Joe senses the shift in my mood and is beside me in an instant, crouching by my side. ‘Have I done the wrong thing?’
I feel disorientated and get up to push open the window above the kitchen sink. Sucking in muggy air, winding my arms tight about my middle I stare outside. My birth mother handed me over to the care system when I was a baby. I don’t have any more clues about why that was and despite wanting to now find her I harbour resentment towards her too. How do you just hand the baby you’ve nurtured for nine months inside your body over to the authorities, turn your back and go on your merry way? How does that work? I sense things were probably tough for her, still, couldn’t she have kept me?
Being a doctor opened my eyes to the world and the decisions we make being so much more complicated. Don’t get me wrong, the resentment remains, but it’s swamped by my need to find her. As Mummy Cherry started to slowly die the shadow of my unknown mother began to grow.
For years I viciously kicked thoughts of my blood family to the kerb. Heritage was a dirty word. Ancestry was a filthy word. As for identity . . . the curse word supreme. I turned my back on my gene pool. Why can’t we just be content with the person we are today?
I’m mixed race. Or is it dual heritage? Or biracial? Cross-border baby? Yeah, someone really did call me that once. There are so many labels for people like me with one parent who is black, the other white. The problem is, if I’m two of something, why do I feel like one of nothing? Maybe finding my blood mother will make me feel whole again.

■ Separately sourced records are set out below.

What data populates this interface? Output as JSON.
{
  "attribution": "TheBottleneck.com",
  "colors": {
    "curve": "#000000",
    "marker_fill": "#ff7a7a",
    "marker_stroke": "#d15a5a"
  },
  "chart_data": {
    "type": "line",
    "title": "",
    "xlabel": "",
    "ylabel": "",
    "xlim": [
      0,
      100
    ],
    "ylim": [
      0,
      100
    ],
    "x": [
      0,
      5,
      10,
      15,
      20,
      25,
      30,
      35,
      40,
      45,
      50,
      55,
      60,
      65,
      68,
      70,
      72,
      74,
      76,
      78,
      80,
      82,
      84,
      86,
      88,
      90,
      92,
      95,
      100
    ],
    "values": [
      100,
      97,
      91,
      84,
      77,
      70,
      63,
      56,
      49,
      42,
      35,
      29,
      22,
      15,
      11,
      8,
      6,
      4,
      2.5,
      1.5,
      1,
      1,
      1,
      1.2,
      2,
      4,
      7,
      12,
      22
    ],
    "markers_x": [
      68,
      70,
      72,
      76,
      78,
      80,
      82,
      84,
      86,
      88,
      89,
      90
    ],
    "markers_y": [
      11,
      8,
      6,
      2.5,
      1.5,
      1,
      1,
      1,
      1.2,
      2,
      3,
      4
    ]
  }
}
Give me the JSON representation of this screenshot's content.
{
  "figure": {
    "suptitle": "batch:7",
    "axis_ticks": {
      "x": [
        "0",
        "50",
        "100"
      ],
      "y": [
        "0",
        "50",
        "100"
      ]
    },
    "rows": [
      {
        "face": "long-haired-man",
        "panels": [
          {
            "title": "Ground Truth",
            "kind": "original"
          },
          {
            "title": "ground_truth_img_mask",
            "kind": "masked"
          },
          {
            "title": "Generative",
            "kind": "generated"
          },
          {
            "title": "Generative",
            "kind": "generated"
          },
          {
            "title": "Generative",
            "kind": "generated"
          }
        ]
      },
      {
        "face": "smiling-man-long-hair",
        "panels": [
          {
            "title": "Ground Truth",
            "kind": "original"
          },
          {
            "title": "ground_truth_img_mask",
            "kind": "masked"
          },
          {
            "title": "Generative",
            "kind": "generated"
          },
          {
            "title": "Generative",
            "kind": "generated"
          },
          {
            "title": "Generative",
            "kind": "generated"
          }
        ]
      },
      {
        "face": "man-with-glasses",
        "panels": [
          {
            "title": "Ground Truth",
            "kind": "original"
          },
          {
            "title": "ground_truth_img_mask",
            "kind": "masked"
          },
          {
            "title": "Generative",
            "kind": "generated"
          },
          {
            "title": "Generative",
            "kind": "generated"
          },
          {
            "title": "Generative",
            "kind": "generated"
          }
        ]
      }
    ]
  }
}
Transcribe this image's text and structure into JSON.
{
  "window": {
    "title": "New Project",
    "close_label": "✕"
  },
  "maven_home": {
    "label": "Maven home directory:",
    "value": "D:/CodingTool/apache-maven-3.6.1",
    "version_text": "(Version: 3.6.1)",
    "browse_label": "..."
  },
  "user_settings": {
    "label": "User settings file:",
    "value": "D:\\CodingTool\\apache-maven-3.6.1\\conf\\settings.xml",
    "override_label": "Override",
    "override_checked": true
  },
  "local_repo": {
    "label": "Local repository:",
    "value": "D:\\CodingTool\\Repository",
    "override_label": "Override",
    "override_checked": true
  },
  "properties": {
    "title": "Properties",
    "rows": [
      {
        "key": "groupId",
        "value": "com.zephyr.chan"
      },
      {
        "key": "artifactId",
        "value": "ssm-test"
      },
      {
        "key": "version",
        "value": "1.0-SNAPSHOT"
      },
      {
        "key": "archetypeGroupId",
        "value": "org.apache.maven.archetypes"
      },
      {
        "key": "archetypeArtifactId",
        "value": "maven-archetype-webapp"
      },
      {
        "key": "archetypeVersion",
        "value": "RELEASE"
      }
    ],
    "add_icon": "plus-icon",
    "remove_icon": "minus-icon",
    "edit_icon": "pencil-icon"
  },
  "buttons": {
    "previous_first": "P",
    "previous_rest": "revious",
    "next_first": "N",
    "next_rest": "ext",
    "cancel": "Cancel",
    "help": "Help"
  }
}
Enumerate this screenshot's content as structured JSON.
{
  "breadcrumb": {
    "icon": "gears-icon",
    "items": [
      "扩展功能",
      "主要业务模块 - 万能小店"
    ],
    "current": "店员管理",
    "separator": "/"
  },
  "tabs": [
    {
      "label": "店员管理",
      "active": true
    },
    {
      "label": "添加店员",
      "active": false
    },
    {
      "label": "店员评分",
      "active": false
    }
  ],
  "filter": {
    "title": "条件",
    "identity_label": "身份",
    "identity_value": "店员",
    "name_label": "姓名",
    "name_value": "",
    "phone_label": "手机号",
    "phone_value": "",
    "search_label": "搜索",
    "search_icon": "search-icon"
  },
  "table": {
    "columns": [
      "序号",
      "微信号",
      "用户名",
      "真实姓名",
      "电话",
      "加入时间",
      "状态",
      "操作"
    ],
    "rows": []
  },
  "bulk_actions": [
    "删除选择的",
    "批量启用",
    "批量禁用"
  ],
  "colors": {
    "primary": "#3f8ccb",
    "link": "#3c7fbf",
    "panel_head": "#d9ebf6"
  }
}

Hearing Joe’s hesitant presence behind me, I tell him, ‘“The life you live now, that’s what matters, not what some nameless relative did a hundred years ago.” That’s what Sugar told me. And maybe he’s right.’
‘He’s wrong.’ Joe is fierce in his conviction. ‘What matters is what you want to do. You want to find your birth mother and I want to help you.’
I face him. ‘How’s a DNA test meant to help me? It will tell me about my genetics and ethnicity and not much else.’
Joe draws me back to the breakfast bar. ‘But it would be a start, Eva. Finding out where your roots are is important, especially as one of your parents is black and the other white.’ His cheeky grin is back. ‘Who knows, there might be some big surprises in store about your family. Finding out that you might be the long-lost three-times-removed granddaughter of Tsar Nicholas? Or the heiress to some great fortune that hasn’t been touched for fifty years?’
Our shared chuckle doesn’t deflect my anxiety. Then I let him in on a little secret I’ve been holding close. ‘I’ve actually sent off for my original birth certificate—’
Joe jumps slightly, his brows diving into each other. ‘You don’t have a copy of it?’
‘Long story for another time,’ I sigh. ‘Maybe my original certificate will have a clue as to who my mother is.’ I turn to the box. ‘In the meantime, let’s find out what ethnic roots she laid for me.’
Panic starts stalking me again. My hand freezes and hovers over the DNA test box. Doing this is much harder than I thought. Erratic, heavy air blows harshly in and out of me like a storm in my ears. I’m in the grip of an emotional rush that leaves me feeling as if I’m about to capsize, plunging me into finding out things about myself I never thought I would know. The power of that is overwhelming. It is downright scary. I do my Sugar-spine-straight routine. There! Balance restored.
Avoiding the serpent, I lift the flap of the box. Inside is a mini door with a round hole. I insert my finger like a key opening a door into my past. Inside are two small test tubes and two long packets containing swabs. Being a doctor, I know exactly what to do. I take out a swab, open my mouth, run it along the wet ridges and bumps inside my cheek. Despite being a doctor it still amazes me that saliva, a strand of hair, a tiny piece of the body, can identify so much about you. It’s like a miracle. I place the swabs securely in their tubes and then in the FoundFamily envelope ready for the post.
The empty DNA kit still sits on the breakfast bar, its serpent shrouded by the purple wrapping paper. Isn’t purple the colour of sorrow and shadows?
CHAPTER 4
‘Well, well, if it isn’t Doctor Death.’
The sarcastic, snide greeting catches me unawares as I sit in my car in the hospital car park. I groan even before looking up. Why him of all people? It’s Patrick Walsh or Prickly Patrick as he’s known behind his back by the long-suffering staff in the hospital. Strictly speaking, is he even still my patient? Five weeks, that’s how long it’s been since I was suspended from my job as a junior doctor. My hands ball in my lap; this job means the world to me. It’s the symbol of my success. A million years away from helpless Little Eva in the children’s home. I haven’t been able to tell Joe or Sugar about my shame. So, I’ve been pretending, by getting up each morning, kissing Joe goodbye and then it’s hi ho, hi ho, it’s off to work Eva goes.